Cerebral edema in PRES predominates in the parieto-occipital region but is often more widespread involving the frontal lobe, temporo-occipital junction, and cerebellum (29). Isolated edema of the brainstem or basal ganglia has been reported in atypical PRES (29). This edema commonly involves the border zone of cerebral arterial territories. Bilateral symmetrical edema mainly involving the subcortical white matter is a typical MRI finding. Increased apparent diffusion coefficients (ADCs) accompanied by anisotropy loss in the involved regions on DWI and diffusion-tensor sequences suggest reversible vasogenic edema as an underlying pathophysiology (30). The absence of abnormalities on DWI predicts a favorable outcome. Most often DWI and ADC changes are consistent with vasogenic edema, which is also associated with a favorable prognosis. However, increased signal on DWI accompanied by a reduced ADC signal indicates cytotoxicity and cell loss from ischemic necrosis (4). Focal areas of restricted diffusion representing infarction or tissue injury with cytotoxic edema are uncommon (11%-26%) in PRES (31). Such tissue injury may lead to gliosis and result in permanent hyperintense signal alterations on FLAIR (32). Nevertheless, DWI, even with ADC maps, is limited in precisely predicting the clinical course of PRES (33).

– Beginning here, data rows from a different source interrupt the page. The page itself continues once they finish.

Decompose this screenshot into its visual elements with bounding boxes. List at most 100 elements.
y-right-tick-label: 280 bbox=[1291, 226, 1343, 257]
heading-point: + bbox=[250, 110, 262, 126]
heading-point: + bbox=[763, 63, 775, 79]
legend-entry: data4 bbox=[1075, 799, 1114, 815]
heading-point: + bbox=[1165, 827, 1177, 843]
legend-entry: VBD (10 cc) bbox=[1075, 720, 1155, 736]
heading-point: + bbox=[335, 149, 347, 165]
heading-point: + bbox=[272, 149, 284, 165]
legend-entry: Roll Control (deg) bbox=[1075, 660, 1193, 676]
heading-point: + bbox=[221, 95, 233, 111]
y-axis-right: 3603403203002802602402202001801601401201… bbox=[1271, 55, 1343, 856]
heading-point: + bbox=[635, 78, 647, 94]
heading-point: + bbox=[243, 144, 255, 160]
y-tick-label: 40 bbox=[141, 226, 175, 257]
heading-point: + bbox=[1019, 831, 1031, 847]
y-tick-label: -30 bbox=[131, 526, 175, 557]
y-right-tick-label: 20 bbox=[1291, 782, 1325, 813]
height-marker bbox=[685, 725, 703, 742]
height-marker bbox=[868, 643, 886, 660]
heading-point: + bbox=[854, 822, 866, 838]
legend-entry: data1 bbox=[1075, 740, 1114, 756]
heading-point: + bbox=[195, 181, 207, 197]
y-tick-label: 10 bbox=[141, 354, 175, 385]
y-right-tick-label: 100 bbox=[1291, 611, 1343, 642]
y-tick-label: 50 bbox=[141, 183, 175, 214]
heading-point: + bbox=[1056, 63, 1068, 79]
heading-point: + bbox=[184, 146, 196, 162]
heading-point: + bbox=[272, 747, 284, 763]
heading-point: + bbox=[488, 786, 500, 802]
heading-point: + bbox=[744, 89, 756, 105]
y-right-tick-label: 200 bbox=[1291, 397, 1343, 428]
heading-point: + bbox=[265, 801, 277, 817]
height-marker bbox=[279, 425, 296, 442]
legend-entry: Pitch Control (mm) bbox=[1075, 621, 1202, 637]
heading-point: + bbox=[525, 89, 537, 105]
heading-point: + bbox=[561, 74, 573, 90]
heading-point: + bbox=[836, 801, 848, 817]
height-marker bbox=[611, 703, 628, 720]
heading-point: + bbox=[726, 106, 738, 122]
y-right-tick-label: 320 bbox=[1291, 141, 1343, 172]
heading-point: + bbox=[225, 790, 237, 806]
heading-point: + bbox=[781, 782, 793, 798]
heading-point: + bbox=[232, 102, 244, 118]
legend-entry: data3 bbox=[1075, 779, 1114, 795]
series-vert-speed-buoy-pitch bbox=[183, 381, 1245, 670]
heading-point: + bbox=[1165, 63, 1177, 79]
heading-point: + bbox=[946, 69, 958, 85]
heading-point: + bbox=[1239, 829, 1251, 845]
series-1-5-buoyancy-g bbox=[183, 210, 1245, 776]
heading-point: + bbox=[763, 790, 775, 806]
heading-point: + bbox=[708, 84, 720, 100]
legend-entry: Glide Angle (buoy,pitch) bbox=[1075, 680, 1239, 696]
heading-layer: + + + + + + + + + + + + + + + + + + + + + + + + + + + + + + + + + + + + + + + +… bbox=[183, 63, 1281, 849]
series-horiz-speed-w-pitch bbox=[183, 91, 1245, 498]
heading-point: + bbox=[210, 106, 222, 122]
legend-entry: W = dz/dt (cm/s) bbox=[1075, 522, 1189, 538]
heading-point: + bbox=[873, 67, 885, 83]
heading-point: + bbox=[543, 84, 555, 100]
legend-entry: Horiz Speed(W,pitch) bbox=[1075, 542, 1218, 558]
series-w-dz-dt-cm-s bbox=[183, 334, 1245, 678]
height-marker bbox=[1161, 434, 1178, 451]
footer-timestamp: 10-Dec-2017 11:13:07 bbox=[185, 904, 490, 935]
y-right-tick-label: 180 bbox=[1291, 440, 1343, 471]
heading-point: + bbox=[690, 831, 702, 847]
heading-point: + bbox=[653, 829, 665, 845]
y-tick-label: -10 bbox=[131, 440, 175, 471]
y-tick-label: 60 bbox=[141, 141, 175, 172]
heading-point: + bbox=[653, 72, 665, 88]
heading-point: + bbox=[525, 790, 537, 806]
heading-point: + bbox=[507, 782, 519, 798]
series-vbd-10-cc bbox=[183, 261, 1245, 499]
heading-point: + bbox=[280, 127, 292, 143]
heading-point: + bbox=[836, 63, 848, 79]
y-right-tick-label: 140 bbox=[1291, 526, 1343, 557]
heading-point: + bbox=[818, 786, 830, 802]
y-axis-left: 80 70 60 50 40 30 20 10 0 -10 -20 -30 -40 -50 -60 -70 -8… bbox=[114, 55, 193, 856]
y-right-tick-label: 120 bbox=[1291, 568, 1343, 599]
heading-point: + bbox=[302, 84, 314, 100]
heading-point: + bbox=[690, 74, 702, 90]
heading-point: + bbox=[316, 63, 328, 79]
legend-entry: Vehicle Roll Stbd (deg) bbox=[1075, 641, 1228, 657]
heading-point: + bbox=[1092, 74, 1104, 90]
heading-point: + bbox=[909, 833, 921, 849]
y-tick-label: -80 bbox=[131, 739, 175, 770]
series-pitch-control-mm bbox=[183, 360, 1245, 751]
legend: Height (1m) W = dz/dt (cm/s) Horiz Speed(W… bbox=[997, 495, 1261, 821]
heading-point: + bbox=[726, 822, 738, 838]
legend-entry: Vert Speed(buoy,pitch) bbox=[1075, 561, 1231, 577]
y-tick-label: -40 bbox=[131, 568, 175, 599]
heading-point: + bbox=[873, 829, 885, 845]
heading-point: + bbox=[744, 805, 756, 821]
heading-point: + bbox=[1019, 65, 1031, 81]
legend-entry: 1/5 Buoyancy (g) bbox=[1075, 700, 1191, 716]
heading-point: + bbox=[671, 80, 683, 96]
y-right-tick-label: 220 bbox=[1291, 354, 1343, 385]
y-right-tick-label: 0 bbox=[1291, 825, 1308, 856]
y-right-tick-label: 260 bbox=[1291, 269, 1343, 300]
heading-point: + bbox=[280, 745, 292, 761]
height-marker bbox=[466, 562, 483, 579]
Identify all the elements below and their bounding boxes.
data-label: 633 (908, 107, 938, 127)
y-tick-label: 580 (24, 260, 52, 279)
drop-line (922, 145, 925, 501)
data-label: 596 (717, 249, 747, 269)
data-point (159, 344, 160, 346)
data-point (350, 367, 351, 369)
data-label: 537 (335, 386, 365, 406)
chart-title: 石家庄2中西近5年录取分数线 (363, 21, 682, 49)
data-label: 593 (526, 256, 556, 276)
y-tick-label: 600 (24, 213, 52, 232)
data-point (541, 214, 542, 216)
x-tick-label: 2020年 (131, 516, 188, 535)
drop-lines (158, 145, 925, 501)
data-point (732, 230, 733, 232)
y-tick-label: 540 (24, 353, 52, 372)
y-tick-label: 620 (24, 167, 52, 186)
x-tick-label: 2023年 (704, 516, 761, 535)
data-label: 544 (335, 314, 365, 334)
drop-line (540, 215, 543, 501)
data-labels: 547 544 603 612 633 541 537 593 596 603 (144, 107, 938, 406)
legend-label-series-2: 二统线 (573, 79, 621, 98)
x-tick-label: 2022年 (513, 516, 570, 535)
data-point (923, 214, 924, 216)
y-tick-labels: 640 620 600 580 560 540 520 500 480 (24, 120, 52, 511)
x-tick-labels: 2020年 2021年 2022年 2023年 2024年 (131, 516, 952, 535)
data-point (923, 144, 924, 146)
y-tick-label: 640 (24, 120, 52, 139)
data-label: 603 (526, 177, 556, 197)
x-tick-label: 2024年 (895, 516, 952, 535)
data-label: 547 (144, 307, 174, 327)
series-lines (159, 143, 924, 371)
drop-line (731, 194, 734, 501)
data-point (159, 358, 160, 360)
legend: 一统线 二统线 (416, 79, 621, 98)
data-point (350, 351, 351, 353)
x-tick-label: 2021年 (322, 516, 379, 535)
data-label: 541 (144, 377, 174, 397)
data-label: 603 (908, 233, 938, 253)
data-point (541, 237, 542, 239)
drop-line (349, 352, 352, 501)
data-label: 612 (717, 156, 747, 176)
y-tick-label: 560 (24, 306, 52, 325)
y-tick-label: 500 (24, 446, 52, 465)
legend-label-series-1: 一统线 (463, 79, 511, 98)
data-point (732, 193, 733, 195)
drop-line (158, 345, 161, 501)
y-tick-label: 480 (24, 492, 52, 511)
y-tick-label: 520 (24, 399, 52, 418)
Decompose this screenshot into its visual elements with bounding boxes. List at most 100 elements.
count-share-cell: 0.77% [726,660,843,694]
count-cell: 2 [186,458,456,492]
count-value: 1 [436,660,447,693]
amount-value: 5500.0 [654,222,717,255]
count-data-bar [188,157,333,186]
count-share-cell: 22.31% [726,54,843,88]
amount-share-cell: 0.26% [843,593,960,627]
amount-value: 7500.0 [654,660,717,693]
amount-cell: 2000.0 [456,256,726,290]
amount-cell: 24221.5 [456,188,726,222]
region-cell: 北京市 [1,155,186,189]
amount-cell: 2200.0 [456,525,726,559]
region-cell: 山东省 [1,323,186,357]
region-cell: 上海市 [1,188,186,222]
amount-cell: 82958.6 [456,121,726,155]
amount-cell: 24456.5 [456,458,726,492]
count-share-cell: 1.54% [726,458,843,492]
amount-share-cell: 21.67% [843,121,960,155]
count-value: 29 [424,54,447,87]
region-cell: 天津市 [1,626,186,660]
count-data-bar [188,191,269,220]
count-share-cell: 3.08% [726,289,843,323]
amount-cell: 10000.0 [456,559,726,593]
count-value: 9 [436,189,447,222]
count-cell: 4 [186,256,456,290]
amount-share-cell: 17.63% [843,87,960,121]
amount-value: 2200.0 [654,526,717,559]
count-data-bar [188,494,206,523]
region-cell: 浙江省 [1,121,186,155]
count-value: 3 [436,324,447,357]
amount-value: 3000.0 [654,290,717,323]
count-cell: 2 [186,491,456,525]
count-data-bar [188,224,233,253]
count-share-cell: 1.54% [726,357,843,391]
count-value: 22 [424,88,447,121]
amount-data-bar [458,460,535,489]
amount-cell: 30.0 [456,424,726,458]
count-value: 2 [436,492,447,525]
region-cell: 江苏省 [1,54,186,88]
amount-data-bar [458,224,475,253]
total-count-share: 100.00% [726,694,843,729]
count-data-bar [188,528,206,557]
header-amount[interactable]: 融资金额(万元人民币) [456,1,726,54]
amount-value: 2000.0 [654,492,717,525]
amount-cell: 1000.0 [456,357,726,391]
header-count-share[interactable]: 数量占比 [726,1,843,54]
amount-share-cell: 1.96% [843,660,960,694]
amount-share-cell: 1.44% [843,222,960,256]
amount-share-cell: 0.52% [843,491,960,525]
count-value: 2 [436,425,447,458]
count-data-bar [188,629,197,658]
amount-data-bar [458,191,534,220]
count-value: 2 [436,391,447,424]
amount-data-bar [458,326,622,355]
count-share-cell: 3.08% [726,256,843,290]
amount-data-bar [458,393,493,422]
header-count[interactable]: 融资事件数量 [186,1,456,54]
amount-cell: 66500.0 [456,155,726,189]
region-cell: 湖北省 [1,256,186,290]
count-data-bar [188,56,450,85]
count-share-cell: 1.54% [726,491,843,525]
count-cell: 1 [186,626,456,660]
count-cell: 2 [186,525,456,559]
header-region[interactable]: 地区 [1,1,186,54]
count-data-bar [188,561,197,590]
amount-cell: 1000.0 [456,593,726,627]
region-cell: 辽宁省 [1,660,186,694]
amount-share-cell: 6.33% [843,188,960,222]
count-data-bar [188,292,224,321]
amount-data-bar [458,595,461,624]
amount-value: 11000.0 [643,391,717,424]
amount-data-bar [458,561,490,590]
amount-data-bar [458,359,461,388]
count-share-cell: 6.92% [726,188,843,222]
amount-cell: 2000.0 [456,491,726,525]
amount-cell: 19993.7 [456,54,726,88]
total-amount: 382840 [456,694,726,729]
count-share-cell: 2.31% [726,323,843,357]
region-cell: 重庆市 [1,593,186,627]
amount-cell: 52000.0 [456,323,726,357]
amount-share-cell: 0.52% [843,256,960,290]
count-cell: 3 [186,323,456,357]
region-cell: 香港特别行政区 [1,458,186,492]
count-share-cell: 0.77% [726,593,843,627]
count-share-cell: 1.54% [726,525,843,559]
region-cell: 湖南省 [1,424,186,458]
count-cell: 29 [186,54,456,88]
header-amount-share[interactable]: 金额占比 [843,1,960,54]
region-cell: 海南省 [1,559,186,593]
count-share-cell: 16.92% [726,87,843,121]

Possible mechanisms of PRES are controversial. A hypertension-hyperperfusion theory holds that hypertension overwhelms the autoregulatory capability of brain vasculature leading to capillary bed injury, vasogenic edema, and hyperperfusion (34). This theory does not explain PRES in normotensive patients, the negative correlation between severity of hypertension and PRES, or drug-induced PRES. Second theory deals with activation of T cells, considered to play an important role in the development of PRES in association with toxemia of pregnancy, allogenic bone marrow transplant, solid organ transplant, infection, autoimmune diseases, and chemotherapy. Cytokines released by activated T cells trigger activation, augmented surface marker expression, and diffuse injury of endothelial cells. Cytokine-induced leukocytes adherence and tissue migration (trafficking) causes microcirculatory dysfunction. Endothelial damage and leukocyte trafficking seem to play an important role in cerebral hypoperfusion and vasogenic brain edema in PRES. Depletion of endothelium-derived nitric oxide, leading to platelets aggregation and vasoconstriction, is postulated to play an important role in pathophysiology of PRES (35). Biopsy obtained during the acute stage of PRES demonstrates vasogenic edema, reactive astrocytes, and microglia and evidence of endothelial activation (36).
The role of SLE in the pathogenesis of PRES is often unclear. Often multiple factors associated with PRES are found in the SLE patient population, including hypertension, nephritis, and immunosuppressive drugs. In our patient, the relative roles of acute hypertension and cerebral SLE in the pathogenesis are not known. Either of both may have been responsible. The MRI appearance of PRES in SLE does not differ from PRES due to other causes (37).
To our knowledge, Balint syndrome has not been previously described in association with PRES. Fortunately, the outcome of this syndrome is typically favorable (38), as illustrated by the rapid resolution of Balint syndrome in our patient.